After the 90-minute practice, Arians said the team was still "right on schedule" despite the shorter work and that Monday was something of an "extra day." The team still got in good work in that compressed time and then left the field with Miami on its mind.

"[It was] a really good, sharp, fast practice," said Arians. "I'm really looking forward to tomorrow; hopefully we can get outside. It's two days working with Miami. We'll meet with their coaches tonight and finalize everything, how we're going to do it, if we end up having to go inside or outside."

The Buccaneers and Dolphins will work together from 10:00 a.m. to 12:30 p.m. on both days before taking a break and then reconvening at Raymond James Stadium on Friday night for their preseason contest. Structurally, the workouts will be much like a typical camp practice, with individual, seven-on-seven and team periods, but of course the competition will be heightened with the two teams going at it.
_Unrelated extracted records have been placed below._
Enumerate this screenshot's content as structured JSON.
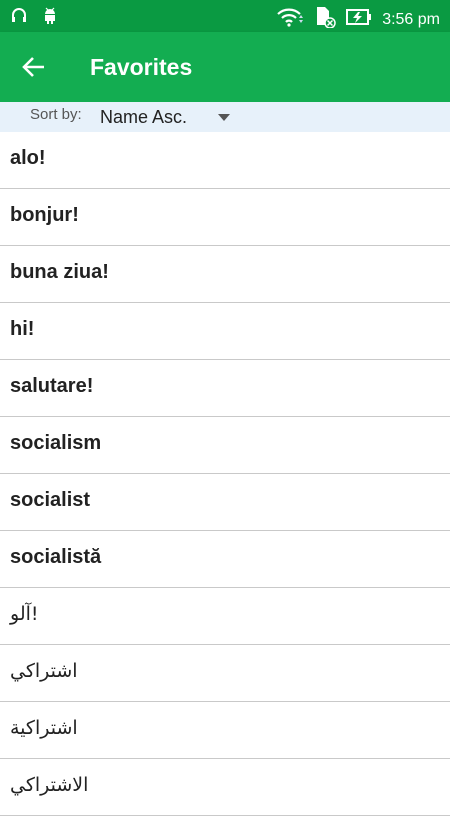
{
  "status_bar": {
    "time": "3:56 pm",
    "left_icons": [
      "headphones-icon",
      "android-icon"
    ],
    "right_icons": [
      "wifi-icon",
      "sd-card-icon",
      "battery-charging-icon"
    ]
  },
  "app_bar": {
    "title": "Favorites",
    "back_icon": "arrow-left-icon",
    "color": "#13ad51",
    "status_color": "#0a9a42"
  },
  "sort": {
    "label": "Sort by:",
    "value": "Name Asc."
  },
  "favorites": [
    {
      "text": "alo!"
    },
    {
      "text": "bonjur!"
    },
    {
      "text": "buna ziua!"
    },
    {
      "text": "hi!"
    },
    {
      "text": "salutare!"
    },
    {
      "text": "socialism"
    },
    {
      "text": "socialist"
    },
    {
      "text": "socialistă"
    },
    {
      "text": "آلو!"
    },
    {
      "text": "اشتراكي"
    },
    {
      "text": "اشتراكية"
    },
    {
      "text": "الاشتراكي"
    }
  ]
}
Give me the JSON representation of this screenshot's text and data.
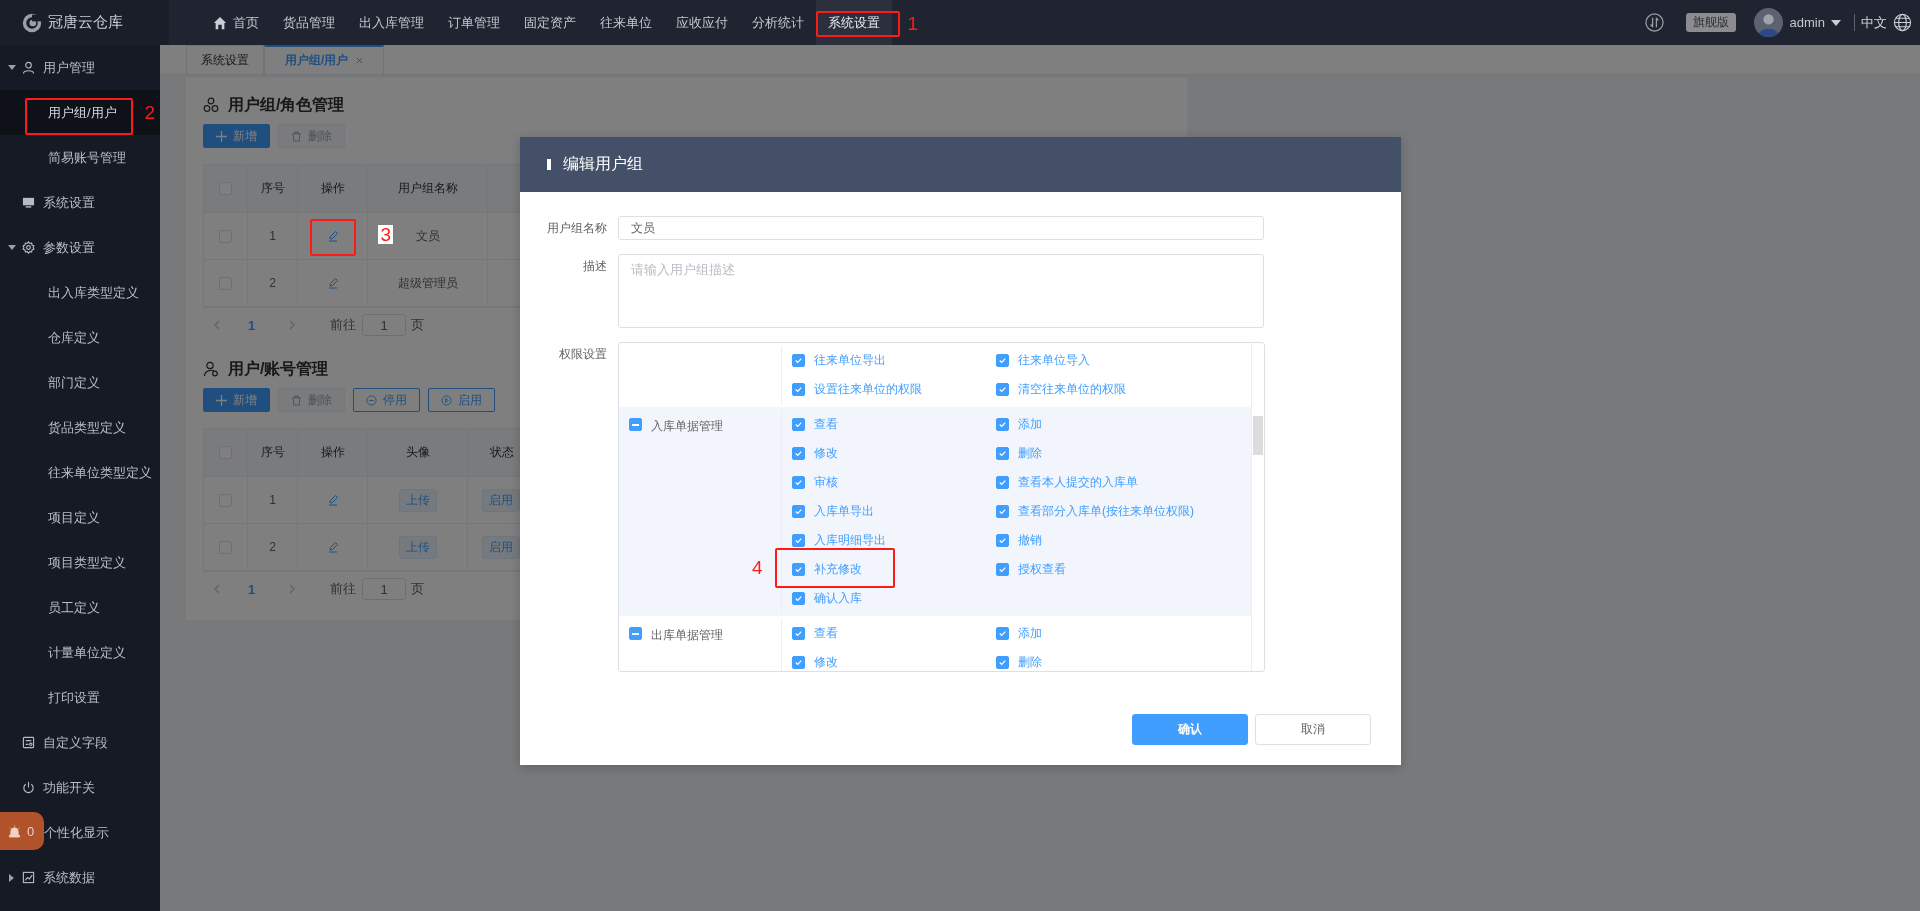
{
  "brand": {
    "name": "冠唐云仓库"
  },
  "top_nav": [
    {
      "label": "首页",
      "selected": false
    },
    {
      "label": "货品管理",
      "selected": false
    },
    {
      "label": "出入库管理",
      "selected": false
    },
    {
      "label": "订单管理",
      "selected": false
    },
    {
      "label": "固定资产",
      "selected": false
    },
    {
      "label": "往来单位",
      "selected": false
    },
    {
      "label": "应收应付",
      "selected": false
    },
    {
      "label": "分析统计",
      "selected": false
    },
    {
      "label": "系统设置",
      "selected": true,
      "annotation": "1"
    }
  ],
  "header_right": {
    "edition": "旗舰版",
    "user": "admin",
    "language": "中文"
  },
  "sidebar": [
    {
      "label": "用户管理",
      "expanded": true,
      "children": [
        {
          "label": "用户组/用户",
          "selected": true,
          "annotation": "2"
        },
        {
          "label": "简易账号管理",
          "selected": false
        }
      ]
    },
    {
      "label": "系统设置"
    },
    {
      "label": "参数设置",
      "expanded": true,
      "children": [
        {
          "label": "出入库类型定义",
          "selected": false
        },
        {
          "label": "仓库定义",
          "selected": false
        },
        {
          "label": "部门定义",
          "selected": false
        },
        {
          "label": "货品类型定义",
          "selected": false
        },
        {
          "label": "往来单位类型定义",
          "selected": false
        },
        {
          "label": "项目定义",
          "selected": false
        },
        {
          "label": "项目类型定义",
          "selected": false
        },
        {
          "label": "员工定义",
          "selected": false
        },
        {
          "label": "计量单位定义",
          "selected": false
        },
        {
          "label": "打印设置",
          "selected": false
        }
      ]
    },
    {
      "label": "自定义字段"
    },
    {
      "label": "功能开关"
    },
    {
      "label": "个性化显示"
    },
    {
      "label": "系统数据",
      "expanded": false
    }
  ],
  "notification_badge": {
    "count": "0"
  },
  "tabs": [
    {
      "label": "系统设置",
      "selected": false,
      "closable": false
    },
    {
      "label": "用户组/用户",
      "selected": true,
      "closable": true
    }
  ],
  "role_panel": {
    "title": "用户组/角色管理",
    "buttons": [
      {
        "label": "新增",
        "kind": "primary",
        "disabled": false
      },
      {
        "label": "删除",
        "kind": "plain",
        "disabled": true
      }
    ],
    "table": {
      "all_checked": false,
      "columns": [
        "序号",
        "操作",
        "用户组名称"
      ],
      "rows": [
        {
          "checked": false,
          "index": "1",
          "name": "文员",
          "annotation": "3"
        },
        {
          "checked": false,
          "index": "2",
          "name": "超级管理员"
        }
      ]
    },
    "pagination": {
      "page": "1",
      "goto_label": "前往",
      "goto_value": "1",
      "page_suffix": "页"
    }
  },
  "user_panel": {
    "title": "用户/账号管理",
    "buttons": [
      {
        "label": "新增",
        "kind": "primary",
        "disabled": false
      },
      {
        "label": "删除",
        "kind": "plain",
        "disabled": true
      },
      {
        "label": "停用",
        "kind": "outline",
        "disabled": false
      },
      {
        "label": "启用",
        "kind": "outline",
        "disabled": false
      }
    ],
    "table": {
      "all_checked": false,
      "columns": [
        "序号",
        "操作",
        "头像",
        "状态"
      ],
      "rows": [
        {
          "checked": false,
          "index": "1",
          "avatar_action": "上传",
          "status": "启用"
        },
        {
          "checked": false,
          "index": "2",
          "avatar_action": "上传",
          "status": "启用"
        }
      ]
    },
    "pagination": {
      "page": "1",
      "goto_label": "前往",
      "goto_value": "1",
      "page_suffix": "页"
    }
  },
  "dialog": {
    "title": "编辑用户组",
    "fields": [
      {
        "label": "用户组名称",
        "kind": "input",
        "value": "文员"
      },
      {
        "label": "描述",
        "kind": "textarea",
        "placeholder": "请输入用户组描述"
      }
    ],
    "permissions": {
      "label": "权限设置",
      "groups": [
        {
          "highlighted": false,
          "items": [
            {
              "label": "往来单位导出",
              "checked": true
            },
            {
              "label": "往来单位导入",
              "checked": true
            },
            {
              "label": "设置往来单位的权限",
              "checked": true
            },
            {
              "label": "清空往来单位的权限",
              "checked": true
            }
          ]
        },
        {
          "name": "入库单据管理",
          "indeterminate": true,
          "highlighted": true,
          "items": [
            {
              "label": "查看",
              "checked": true
            },
            {
              "label": "添加",
              "checked": true
            },
            {
              "label": "修改",
              "checked": true
            },
            {
              "label": "删除",
              "checked": true
            },
            {
              "label": "审核",
              "checked": true
            },
            {
              "label": "查看本人提交的入库单",
              "checked": true
            },
            {
              "label": "入库单导出",
              "checked": true
            },
            {
              "label": "查看部分入库单(按往来单位权限)",
              "checked": true
            },
            {
              "label": "入库明细导出",
              "checked": true
            },
            {
              "label": "撤销",
              "checked": true
            },
            {
              "label": "补充修改",
              "checked": true,
              "annotation": "4"
            },
            {
              "label": "授权查看",
              "checked": true
            },
            {
              "label": "确认入库",
              "checked": true
            }
          ]
        },
        {
          "name": "出库单据管理",
          "indeterminate": true,
          "highlighted": false,
          "items": [
            {
              "label": "查看",
              "checked": true
            },
            {
              "label": "添加",
              "checked": true
            },
            {
              "label": "修改",
              "checked": true
            },
            {
              "label": "删除",
              "checked": true
            }
          ]
        }
      ]
    },
    "buttons": [
      {
        "label": "确认",
        "kind": "primary"
      },
      {
        "label": "取消",
        "kind": "plain"
      }
    ]
  }
}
Arians would like to see that intense competition without any of it leading to extracurricular activity after the whistle.
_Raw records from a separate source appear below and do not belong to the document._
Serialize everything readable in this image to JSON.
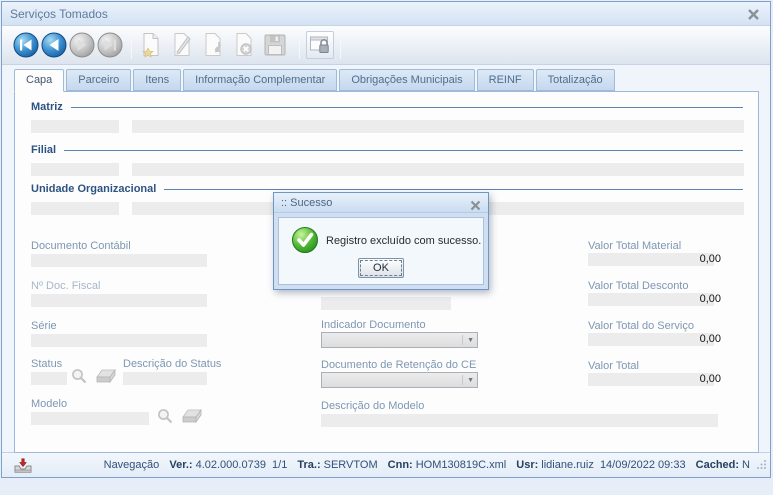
{
  "window": {
    "title": "Serviços Tomados"
  },
  "toolbar": {
    "buttons": [
      {
        "name": "first-record",
        "enabled": true
      },
      {
        "name": "previous-record",
        "enabled": true
      },
      {
        "name": "next-record",
        "enabled": false
      },
      {
        "name": "last-record",
        "enabled": false
      },
      {
        "name": "new-record",
        "enabled": false
      },
      {
        "name": "edit-record",
        "enabled": false
      },
      {
        "name": "undo",
        "enabled": false
      },
      {
        "name": "cancel",
        "enabled": false
      },
      {
        "name": "save",
        "enabled": false
      },
      {
        "name": "lock",
        "enabled": true
      }
    ]
  },
  "tabs": {
    "items": [
      {
        "label": "Capa",
        "active": true
      },
      {
        "label": "Parceiro",
        "active": false
      },
      {
        "label": "Itens",
        "active": false
      },
      {
        "label": "Informação Complementar",
        "active": false
      },
      {
        "label": "Obrigações Municipais",
        "active": false
      },
      {
        "label": "REINF",
        "active": false
      },
      {
        "label": "Totalização",
        "active": false
      }
    ]
  },
  "form": {
    "groups": {
      "matriz": "Matriz",
      "filial": "Filial",
      "unidade_organizacional": "Unidade Organizacional"
    },
    "fields": {
      "documento_contabil": {
        "label": "Documento Contábil",
        "value": ""
      },
      "num_doc_fiscal": {
        "label": "Nº Doc. Fiscal",
        "value": ""
      },
      "serie": {
        "label": "Série",
        "value": ""
      },
      "status": {
        "label": "Status",
        "value": ""
      },
      "descricao_status": {
        "label": "Descrição do Status",
        "value": ""
      },
      "modelo": {
        "label": "Modelo",
        "value": ""
      },
      "indicador_documento": {
        "label": "Indicador Documento",
        "value": ""
      },
      "documento_retencao_ce": {
        "label": "Documento de Retenção do CE",
        "value": ""
      },
      "descricao_modelo": {
        "label": "Descrição do Modelo",
        "value": ""
      },
      "valor_total_material": {
        "label": "Valor Total Material",
        "value": "0,00"
      },
      "valor_total_desconto": {
        "label": "Valor Total Desconto",
        "value": "0,00"
      },
      "valor_total_servico": {
        "label": "Valor Total do Serviço",
        "value": "0,00"
      },
      "valor_total": {
        "label": "Valor Total",
        "value": "0,00"
      }
    }
  },
  "dialog": {
    "title": ":: Sucesso",
    "message": "Registro excluído com sucesso.",
    "ok_label": "OK"
  },
  "statusbar": {
    "mode": "Navegação",
    "ver_label": "Ver.:",
    "ver_value": "4.02.000.0739",
    "page": "1/1",
    "tra_label": "Tra.:",
    "tra_value": "SERVTOM",
    "cnn_label": "Cnn:",
    "cnn_value": "HOM130819C.xml",
    "usr_label": "Usr:",
    "usr_value": "lidiane.ruiz",
    "datetime": "14/09/2022 09:33",
    "cached_label": "Cached:",
    "cached_value": "N"
  },
  "icons": {
    "first-record": "skip-to-start",
    "previous-record": "arrow-left-circle",
    "next-record": "arrow-right-circle",
    "last-record": "skip-to-end",
    "new-record": "page-with-star",
    "edit-record": "pencil-on-page",
    "undo": "page-with-return-arrow",
    "cancel": "page-with-x",
    "save": "floppy-disk",
    "lock": "window-with-padlock",
    "lookup": "magnifier",
    "clear": "eraser",
    "success": "green-check-circle",
    "export": "tray-red-arrow"
  },
  "colors": {
    "accent_blue": "#2e86c9",
    "success_green": "#2f9e2f",
    "window_border": "#7ea0cc",
    "input_bg": "#ececec",
    "group_label": "#2d5380",
    "field_label": "#7e97b2"
  }
}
"Everything is just to get each other better, not to get anybody hurt," he said. "There will be absolutely no fighting. If you fight, you're out of here. It's just a matter of practicing against somebody to make them better and having good respect for each other."

As Arians noted over the weekend, a joint practice against another team can in some ways be more beneficial than a preseason game because you can build specific situations into the script rather than hoping they occur in the natural flow of a game. In addition, you can get your starters more work against another opponent in a less risky atmosphere and then adjust their playing time during the full-contact game accordingly. And, as Defensive Line Coach Kacy Rodgers added on Monday, the opposing team offers a more realistic evaluation opportunity.

"It's really good to go against somebody else because sometimes going against yourself, you get a false sense of security or you don't really get a true evaluation until you see it against someone else," said Rodgers. "Then, you can really assess what you have or what you don't have and go from there, or see where the improvements need to be made, but the work against somebody else is truly invaluable."

Arians noted that each of the two practices would include a pair of live-tackling drills, one on the goal-line and one to work on two-point plays. Otherwise, the players will "thud" each other instead of tackling, and he's not expecting anything to get overly physical. A joint practice only gets rowdy "if you let it," he said.

"Nothing ever good comes out of it. The teams I've been on, I think only one of all the practices have we had a problem – Saints and Chiefs – and you never get anything done. It's all about helping each other get better, not [proving] who's tougher."